30-10-2019, 08:33 AM
(23-10-2019, 05:29 AM)ReneZ Wrote: You are not allowed to view links. Register or Login to view.It is not written down specifically (and it is again something that I wanted to double-check) but it seems to be implied that every word in the MS (after the initialisation) is the result of auto-copying. That is, there are no words that are 'new seeds' or incidental re-initialisations.
(I have asked earlier in this thread about this, but I think that this question was understood in a different way).
In any case, these points clarify that the initialisation procedure is too important just not to mention.
Then, if this assumption (no new seeds) is true, one could verify the auto-copying hypothesis by checking for each word in the MS if there is a recent (how far back?) similar word (which max. edit distance?) from which it could be derived.
This seems to be the most basic test of the method
I Rene,
I have been trying to do something along the lines you suggest, but I am not sure I could produce anything helpful or new. As always, I might have made mistakes in the process.
[attachment=3595]
This histogram measures the minimum Levenshtein distance of words from preceding words in the same page. The first 200 words of each page are considered. For distance=0, this means that a word-type is repeated and the value is complementary to TTR. As we already known from Koen's experiments, Timm's text behaves similarly to Q13.
I have included comparisons for Latin (Pliny) and Italian (Machiavelli). Here I have generated "pseudo-pages" by splitting the text at a fixed length. Again, as observed by Koen, Voynichese and Timm's generated text are close to Italian, with respect to TTR / distance=0.
Values for distance=1 depend on the phenomenon that Timm has analysed with his networks of words: Voynichese has values close to those for distance=0, while Latin and Italian drop at about half their distance=0 values.
I am facing two problems here:
1. definition of a meaningful quantitative measure;
2. definition of an acceptance threshold on that measure.

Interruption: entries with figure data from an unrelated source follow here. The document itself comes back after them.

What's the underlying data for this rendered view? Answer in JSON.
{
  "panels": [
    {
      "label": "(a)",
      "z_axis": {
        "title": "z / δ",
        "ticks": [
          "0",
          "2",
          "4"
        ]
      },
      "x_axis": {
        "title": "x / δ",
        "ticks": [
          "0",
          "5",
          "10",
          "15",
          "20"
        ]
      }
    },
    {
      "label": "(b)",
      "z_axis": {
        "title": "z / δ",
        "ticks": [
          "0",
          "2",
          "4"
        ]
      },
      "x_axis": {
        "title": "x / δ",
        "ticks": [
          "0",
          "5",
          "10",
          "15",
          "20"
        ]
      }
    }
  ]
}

For instance, in the VMS, 87% of words have a distance from a previous word in the same page that is smaller than 3. Is this value enough to confirm Timm's theory? It certainly is considerably higher than in ordinary written languages and autocopying could explain this difference.

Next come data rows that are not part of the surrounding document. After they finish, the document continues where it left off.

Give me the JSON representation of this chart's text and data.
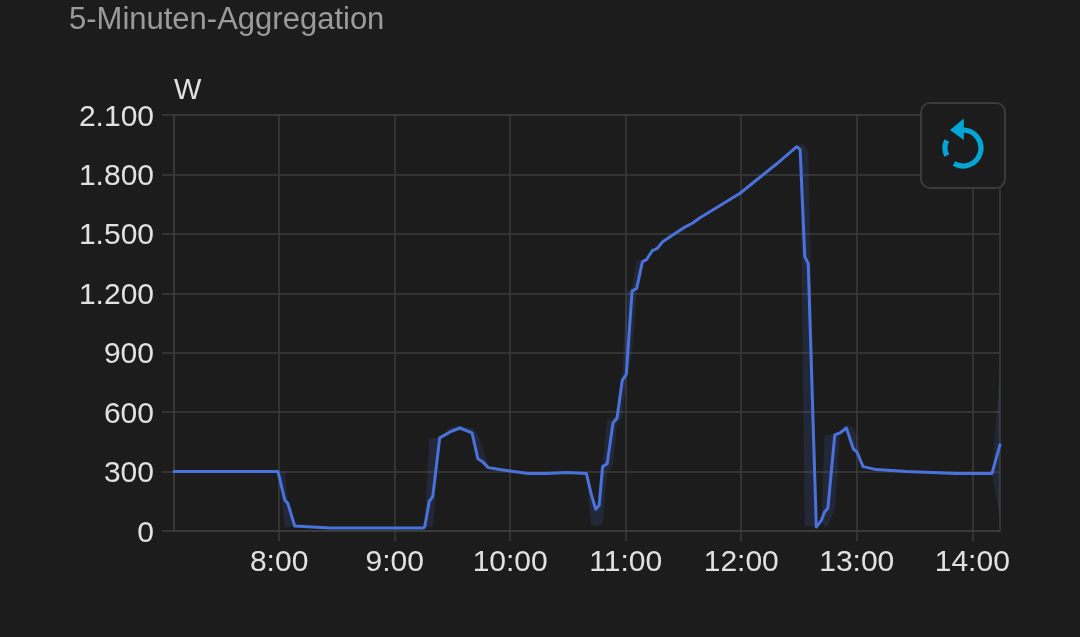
{
  "chart_data": {
    "type": "line",
    "title": "5-Minuten-Aggregation",
    "ylabel": "W",
    "x": [
      7.09,
      7.99,
      8.05,
      8.075,
      8.135,
      8.44,
      9.24,
      9.26,
      9.3,
      9.33,
      9.39,
      9.48,
      9.565,
      9.67,
      9.72,
      9.76,
      9.81,
      9.91,
      10.155,
      10.31,
      10.49,
      10.66,
      10.7,
      10.74,
      10.77,
      10.8,
      10.84,
      10.89,
      10.925,
      10.97,
      11.005,
      11.055,
      11.095,
      11.145,
      11.18,
      11.23,
      11.27,
      11.32,
      11.41,
      11.5,
      11.58,
      11.64,
      11.99,
      12.31,
      12.48,
      12.51,
      12.55,
      12.58,
      12.65,
      12.695,
      12.72,
      12.75,
      12.81,
      12.855,
      12.91,
      12.97,
      13.0,
      13.055,
      13.17,
      13.43,
      13.86,
      14.17,
      14.24
    ],
    "series": [
      {
        "color": "#4a72dc",
        "values": [
          300,
          300,
          155,
          140,
          25,
          15,
          15,
          20,
          150,
          175,
          470,
          500,
          520,
          495,
          365,
          350,
          320,
          310,
          290,
          290,
          295,
          290,
          190,
          110,
          130,
          325,
          340,
          545,
          570,
          760,
          790,
          1210,
          1225,
          1360,
          1370,
          1415,
          1425,
          1460,
          1495,
          1530,
          1555,
          1580,
          1705,
          1855,
          1940,
          1925,
          1385,
          1350,
          20,
          55,
          95,
          115,
          485,
          495,
          520,
          415,
          400,
          325,
          310,
          300,
          290,
          290,
          435
        ],
        "lower": [
          300,
          300,
          20,
          20,
          25,
          15,
          15,
          20,
          20,
          20,
          470,
          500,
          520,
          495,
          365,
          350,
          320,
          310,
          290,
          290,
          295,
          290,
          30,
          25,
          25,
          40,
          300,
          330,
          540,
          570,
          760,
          900,
          1200,
          1360,
          1370,
          1415,
          1425,
          1460,
          1495,
          1530,
          1555,
          1580,
          1705,
          1855,
          1940,
          1925,
          25,
          25,
          20,
          55,
          20,
          25,
          110,
          495,
          520,
          415,
          400,
          325,
          310,
          300,
          290,
          290,
          70
        ],
        "upper": [
          300,
          300,
          300,
          160,
          25,
          15,
          15,
          20,
          470,
          470,
          470,
          525,
          530,
          520,
          490,
          420,
          330,
          310,
          290,
          290,
          295,
          290,
          190,
          110,
          130,
          330,
          560,
          570,
          600,
          790,
          1200,
          1230,
          1370,
          1360,
          1370,
          1415,
          1425,
          1460,
          1495,
          1530,
          1555,
          1580,
          1705,
          1855,
          1940,
          1950,
          1950,
          1900,
          30,
          55,
          480,
          485,
          495,
          495,
          540,
          520,
          480,
          330,
          310,
          300,
          290,
          290,
          810
        ]
      }
    ],
    "xlim": [
      7.09,
      14.24
    ],
    "xticks": [
      {
        "value": 8,
        "label": "8:00"
      },
      {
        "value": 9,
        "label": "9:00"
      },
      {
        "value": 10,
        "label": "10:00"
      },
      {
        "value": 11,
        "label": "11:00"
      },
      {
        "value": 12,
        "label": "12:00"
      },
      {
        "value": 13,
        "label": "13:00"
      },
      {
        "value": 14,
        "label": "14:00"
      }
    ],
    "ylim": [
      0,
      2100
    ],
    "yticks": [
      0,
      300,
      600,
      900,
      {
        "value": 1200,
        "label": "1.200"
      },
      {
        "value": 1500,
        "label": "1.500"
      },
      {
        "value": 1800,
        "label": "1.800"
      },
      {
        "value": 2100,
        "label": "2.100"
      }
    ],
    "grid": true,
    "marker": "none",
    "line_style": "solid"
  }
}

One could focus on the remaining 13% of words and see if there is something that cannot be accounted for by Timm's theory, but I am not sure how this could be done. Autocopying allows the combination of previous words to generate new words. Could shapchedyfeey in You are not allowed to view links. Register or Login to view. result from sho.pcheey.pchey in f8r? Maybe, with a sufficient effort, one could define a quantitative measure that tells us how likely this is, but at the moment I cannot think of anything that would add much to what we already know.
Timm and Schinner wrote that "the scribe had complete freedom to implement random personal aesthetic preferences, spontaneous impulses, or even idiosyncrasies". How can we exclude that shapchedyfeey results from a spontaneous impulse? I guess this sentence means that some deviation of the generated text from actual Voynichese must be regarded as acceptable. How do we set an acceptance threshold?